Bob: We have been told that if we have our daughter on a quit-claim deed for five years, our house would not be subject to being taken over by Medicare if either of us goes to a nursing home. Is this true?
Phil Moeller: Medicare does not “take over” a person’s home. The issue that arises is whether the value of a person’s home is large enough to make them ineligible to qualify for Medicaid, which can cover a person’s stay in a nursing home. If a person sells or transfers his home to a third party to hide assets and avoid this disqualification, Medicaid usually uses what’s called a “look back” period of five years to judge whether such a sale will affect Medicaid eligibility. Because Medicaid rules are set at the state level, I suggest you get in touch with your state’s Medicaid office and find out what rules would apply to you. You also should consult with an attorney familiar with Medicaid and real-estate law in your state.
Ruth – California: I understand that profit from the sale of your home affects income, which, in turn, can result in a surcharge for Medicare premiums. But does it make any difference if you immediately put all or part of that income into the purchase of another home? Also, is the surcharge in effect for two years until the tax cycle returns you to your lower income? These surcharge rules seem to make “downsizing” very expensive for seniors.

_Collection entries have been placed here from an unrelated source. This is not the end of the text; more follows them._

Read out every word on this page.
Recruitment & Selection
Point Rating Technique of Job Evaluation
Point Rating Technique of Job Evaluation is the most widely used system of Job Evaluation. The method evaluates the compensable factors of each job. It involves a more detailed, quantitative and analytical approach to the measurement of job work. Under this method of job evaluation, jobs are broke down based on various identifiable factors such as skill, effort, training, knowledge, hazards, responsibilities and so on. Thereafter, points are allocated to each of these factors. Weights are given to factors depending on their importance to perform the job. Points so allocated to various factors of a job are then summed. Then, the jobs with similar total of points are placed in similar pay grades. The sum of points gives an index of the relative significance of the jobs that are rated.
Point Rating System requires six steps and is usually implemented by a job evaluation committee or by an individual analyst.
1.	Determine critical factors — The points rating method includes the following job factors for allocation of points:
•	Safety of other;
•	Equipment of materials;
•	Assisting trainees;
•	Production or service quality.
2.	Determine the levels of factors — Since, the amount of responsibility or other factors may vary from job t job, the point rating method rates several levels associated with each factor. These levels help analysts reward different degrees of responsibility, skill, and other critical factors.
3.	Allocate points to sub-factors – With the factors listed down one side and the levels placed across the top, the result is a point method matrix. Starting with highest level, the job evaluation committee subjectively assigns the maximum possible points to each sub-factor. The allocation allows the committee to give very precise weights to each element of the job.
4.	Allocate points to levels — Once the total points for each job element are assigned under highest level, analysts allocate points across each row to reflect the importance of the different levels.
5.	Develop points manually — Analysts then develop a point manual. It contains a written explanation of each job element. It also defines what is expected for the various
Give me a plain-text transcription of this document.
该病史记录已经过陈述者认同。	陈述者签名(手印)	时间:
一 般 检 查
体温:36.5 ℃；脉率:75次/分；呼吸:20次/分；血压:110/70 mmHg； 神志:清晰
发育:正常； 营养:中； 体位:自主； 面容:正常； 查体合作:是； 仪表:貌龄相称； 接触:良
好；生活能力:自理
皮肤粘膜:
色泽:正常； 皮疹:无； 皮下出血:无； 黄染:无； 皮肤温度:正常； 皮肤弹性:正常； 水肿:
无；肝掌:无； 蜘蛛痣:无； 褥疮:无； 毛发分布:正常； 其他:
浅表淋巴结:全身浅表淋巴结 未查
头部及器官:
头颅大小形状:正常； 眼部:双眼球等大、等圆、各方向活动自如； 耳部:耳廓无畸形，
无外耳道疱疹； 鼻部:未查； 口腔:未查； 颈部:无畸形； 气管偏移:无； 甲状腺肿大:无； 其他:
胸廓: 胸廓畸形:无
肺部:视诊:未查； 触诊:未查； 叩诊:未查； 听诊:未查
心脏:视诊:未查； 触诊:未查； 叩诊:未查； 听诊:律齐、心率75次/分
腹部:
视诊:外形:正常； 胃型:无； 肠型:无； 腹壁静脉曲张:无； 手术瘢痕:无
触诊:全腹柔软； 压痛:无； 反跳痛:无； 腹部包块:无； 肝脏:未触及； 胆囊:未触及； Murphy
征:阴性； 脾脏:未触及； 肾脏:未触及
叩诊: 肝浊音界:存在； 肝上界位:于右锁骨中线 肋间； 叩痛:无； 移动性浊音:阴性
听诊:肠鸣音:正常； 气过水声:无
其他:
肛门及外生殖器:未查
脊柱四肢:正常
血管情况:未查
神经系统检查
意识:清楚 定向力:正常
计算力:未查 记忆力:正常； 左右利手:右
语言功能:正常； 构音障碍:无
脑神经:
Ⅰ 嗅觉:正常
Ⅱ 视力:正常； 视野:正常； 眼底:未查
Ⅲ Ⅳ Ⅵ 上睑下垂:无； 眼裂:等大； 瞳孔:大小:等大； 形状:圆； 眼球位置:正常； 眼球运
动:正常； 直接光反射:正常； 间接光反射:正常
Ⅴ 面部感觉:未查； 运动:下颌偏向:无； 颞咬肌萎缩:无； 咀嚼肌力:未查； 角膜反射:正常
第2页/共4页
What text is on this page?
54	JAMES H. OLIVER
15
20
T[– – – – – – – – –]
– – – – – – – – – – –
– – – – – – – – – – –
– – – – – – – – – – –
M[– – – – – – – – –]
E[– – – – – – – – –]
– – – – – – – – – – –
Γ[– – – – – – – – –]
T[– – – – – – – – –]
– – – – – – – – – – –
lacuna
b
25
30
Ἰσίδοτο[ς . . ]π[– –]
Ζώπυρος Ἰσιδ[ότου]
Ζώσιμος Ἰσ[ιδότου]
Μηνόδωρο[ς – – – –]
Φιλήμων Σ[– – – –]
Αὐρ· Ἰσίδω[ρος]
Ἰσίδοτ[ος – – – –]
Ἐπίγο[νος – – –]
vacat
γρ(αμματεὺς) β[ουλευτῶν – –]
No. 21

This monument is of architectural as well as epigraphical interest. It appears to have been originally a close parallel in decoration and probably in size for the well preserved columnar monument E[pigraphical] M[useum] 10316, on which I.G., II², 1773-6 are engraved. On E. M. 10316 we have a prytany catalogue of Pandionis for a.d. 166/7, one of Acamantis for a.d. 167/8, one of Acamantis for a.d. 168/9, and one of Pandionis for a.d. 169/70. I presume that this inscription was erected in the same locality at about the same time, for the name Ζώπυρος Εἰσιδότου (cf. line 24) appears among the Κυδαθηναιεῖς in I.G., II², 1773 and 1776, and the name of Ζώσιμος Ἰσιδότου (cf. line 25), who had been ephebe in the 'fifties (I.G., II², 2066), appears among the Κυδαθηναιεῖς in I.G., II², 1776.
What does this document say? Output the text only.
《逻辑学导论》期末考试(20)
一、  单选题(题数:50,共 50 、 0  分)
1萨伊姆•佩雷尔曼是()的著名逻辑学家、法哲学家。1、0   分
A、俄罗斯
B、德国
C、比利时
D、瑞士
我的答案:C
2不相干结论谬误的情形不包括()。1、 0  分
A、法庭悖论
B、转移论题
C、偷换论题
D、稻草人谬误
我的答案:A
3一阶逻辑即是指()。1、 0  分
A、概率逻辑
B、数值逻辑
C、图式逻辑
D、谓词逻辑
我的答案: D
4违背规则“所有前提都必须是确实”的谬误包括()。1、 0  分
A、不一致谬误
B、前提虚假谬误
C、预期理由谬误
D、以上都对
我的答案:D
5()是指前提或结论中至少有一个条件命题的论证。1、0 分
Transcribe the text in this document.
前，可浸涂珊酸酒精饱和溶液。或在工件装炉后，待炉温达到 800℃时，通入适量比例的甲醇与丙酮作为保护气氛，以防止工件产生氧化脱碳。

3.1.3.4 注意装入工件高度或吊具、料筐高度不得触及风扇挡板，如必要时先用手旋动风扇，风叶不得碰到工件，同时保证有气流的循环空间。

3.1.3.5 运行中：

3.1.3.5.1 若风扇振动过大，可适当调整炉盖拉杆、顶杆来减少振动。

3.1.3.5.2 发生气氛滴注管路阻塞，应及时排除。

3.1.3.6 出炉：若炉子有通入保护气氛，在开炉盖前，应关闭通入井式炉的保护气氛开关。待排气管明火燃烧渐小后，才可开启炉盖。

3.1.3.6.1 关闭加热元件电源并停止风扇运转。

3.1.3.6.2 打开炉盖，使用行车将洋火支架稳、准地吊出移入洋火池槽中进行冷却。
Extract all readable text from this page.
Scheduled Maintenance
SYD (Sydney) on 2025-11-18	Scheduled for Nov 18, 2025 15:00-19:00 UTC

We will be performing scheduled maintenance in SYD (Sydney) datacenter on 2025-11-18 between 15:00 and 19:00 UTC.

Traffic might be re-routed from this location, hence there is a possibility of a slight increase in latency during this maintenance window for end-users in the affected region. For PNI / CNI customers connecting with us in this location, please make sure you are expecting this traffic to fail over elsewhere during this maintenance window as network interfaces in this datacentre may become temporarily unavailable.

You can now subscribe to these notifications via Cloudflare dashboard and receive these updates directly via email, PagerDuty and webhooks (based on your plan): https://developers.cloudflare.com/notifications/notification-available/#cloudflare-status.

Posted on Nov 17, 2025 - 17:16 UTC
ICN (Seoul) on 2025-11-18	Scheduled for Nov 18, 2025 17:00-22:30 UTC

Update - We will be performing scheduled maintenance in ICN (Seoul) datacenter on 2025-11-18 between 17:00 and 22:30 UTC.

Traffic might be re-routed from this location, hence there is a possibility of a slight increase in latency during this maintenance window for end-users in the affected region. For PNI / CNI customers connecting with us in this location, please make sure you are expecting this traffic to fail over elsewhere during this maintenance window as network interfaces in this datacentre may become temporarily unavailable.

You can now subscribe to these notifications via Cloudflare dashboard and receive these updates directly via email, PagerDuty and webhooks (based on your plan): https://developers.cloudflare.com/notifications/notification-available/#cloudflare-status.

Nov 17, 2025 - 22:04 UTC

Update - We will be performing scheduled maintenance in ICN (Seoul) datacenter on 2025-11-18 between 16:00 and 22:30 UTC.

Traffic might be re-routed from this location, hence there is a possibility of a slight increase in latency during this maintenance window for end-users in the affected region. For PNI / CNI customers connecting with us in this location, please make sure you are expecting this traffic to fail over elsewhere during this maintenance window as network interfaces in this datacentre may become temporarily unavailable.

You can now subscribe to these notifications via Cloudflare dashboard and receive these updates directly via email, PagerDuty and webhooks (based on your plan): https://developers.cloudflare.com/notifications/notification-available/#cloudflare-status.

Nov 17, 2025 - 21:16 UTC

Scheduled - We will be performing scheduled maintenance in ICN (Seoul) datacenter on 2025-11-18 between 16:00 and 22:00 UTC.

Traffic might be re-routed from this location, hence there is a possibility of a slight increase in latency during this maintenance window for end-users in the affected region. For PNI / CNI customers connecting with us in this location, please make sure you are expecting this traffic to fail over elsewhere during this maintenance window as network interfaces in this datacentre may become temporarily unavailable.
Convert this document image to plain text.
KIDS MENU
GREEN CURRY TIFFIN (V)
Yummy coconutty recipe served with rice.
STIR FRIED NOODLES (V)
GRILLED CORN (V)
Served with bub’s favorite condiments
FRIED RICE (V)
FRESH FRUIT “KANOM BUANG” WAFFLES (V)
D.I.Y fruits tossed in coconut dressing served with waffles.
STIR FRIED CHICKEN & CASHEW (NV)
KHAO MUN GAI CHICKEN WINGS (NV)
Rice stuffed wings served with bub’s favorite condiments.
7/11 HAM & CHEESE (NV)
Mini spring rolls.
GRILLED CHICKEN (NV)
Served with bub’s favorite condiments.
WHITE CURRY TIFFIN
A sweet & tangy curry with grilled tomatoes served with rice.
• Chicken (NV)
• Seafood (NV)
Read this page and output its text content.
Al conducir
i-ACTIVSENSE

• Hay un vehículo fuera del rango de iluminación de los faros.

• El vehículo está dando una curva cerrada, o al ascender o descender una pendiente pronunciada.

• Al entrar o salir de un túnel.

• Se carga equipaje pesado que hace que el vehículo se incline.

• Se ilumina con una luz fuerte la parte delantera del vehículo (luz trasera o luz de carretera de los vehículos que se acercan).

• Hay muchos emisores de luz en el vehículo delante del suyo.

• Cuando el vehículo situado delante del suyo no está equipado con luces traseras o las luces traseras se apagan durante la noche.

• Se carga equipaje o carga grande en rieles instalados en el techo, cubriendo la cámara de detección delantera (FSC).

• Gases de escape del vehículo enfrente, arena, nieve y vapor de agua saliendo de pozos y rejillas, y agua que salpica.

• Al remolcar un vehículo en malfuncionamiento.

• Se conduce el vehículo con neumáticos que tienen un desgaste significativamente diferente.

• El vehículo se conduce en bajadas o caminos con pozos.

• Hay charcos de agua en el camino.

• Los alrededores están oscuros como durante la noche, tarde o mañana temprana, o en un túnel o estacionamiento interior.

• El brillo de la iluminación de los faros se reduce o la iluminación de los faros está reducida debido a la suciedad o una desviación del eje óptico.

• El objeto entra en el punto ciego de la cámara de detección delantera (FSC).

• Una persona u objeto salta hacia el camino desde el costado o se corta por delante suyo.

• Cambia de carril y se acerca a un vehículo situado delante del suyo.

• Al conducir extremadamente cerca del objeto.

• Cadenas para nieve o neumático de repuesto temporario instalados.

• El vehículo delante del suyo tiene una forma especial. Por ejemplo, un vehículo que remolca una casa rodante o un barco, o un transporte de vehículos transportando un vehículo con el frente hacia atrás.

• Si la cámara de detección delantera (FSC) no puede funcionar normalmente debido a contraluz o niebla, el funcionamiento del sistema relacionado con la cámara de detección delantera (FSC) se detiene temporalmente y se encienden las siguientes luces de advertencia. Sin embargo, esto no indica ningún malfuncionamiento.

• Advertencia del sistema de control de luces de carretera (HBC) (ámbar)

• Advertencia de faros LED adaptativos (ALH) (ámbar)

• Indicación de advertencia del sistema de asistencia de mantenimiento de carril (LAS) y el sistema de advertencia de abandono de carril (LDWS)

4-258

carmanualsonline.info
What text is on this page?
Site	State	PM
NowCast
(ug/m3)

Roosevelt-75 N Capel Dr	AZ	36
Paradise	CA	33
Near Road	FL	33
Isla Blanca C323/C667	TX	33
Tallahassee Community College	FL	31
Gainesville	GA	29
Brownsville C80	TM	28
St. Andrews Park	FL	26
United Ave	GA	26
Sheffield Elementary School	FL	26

Phil Moeller: Medicare’s high-income surcharges are based on taxable income. So, the answer to your question depends on whether the proceeds from the sale flow through to you as taxable income. I am not a tax expert, but a married couple usually can exempt from taxable income up to $500,000 in gains on the sale of their primary residence.
Also, the high-income surcharge lasts only for one year. For example, someone with high income in 2021 would see this reflected on their tax return filed in 2022 and would pay the surcharge during 2023. If their income declined in 2022, the surcharge would disappear in 2024. If you find this lag confusing, join the club.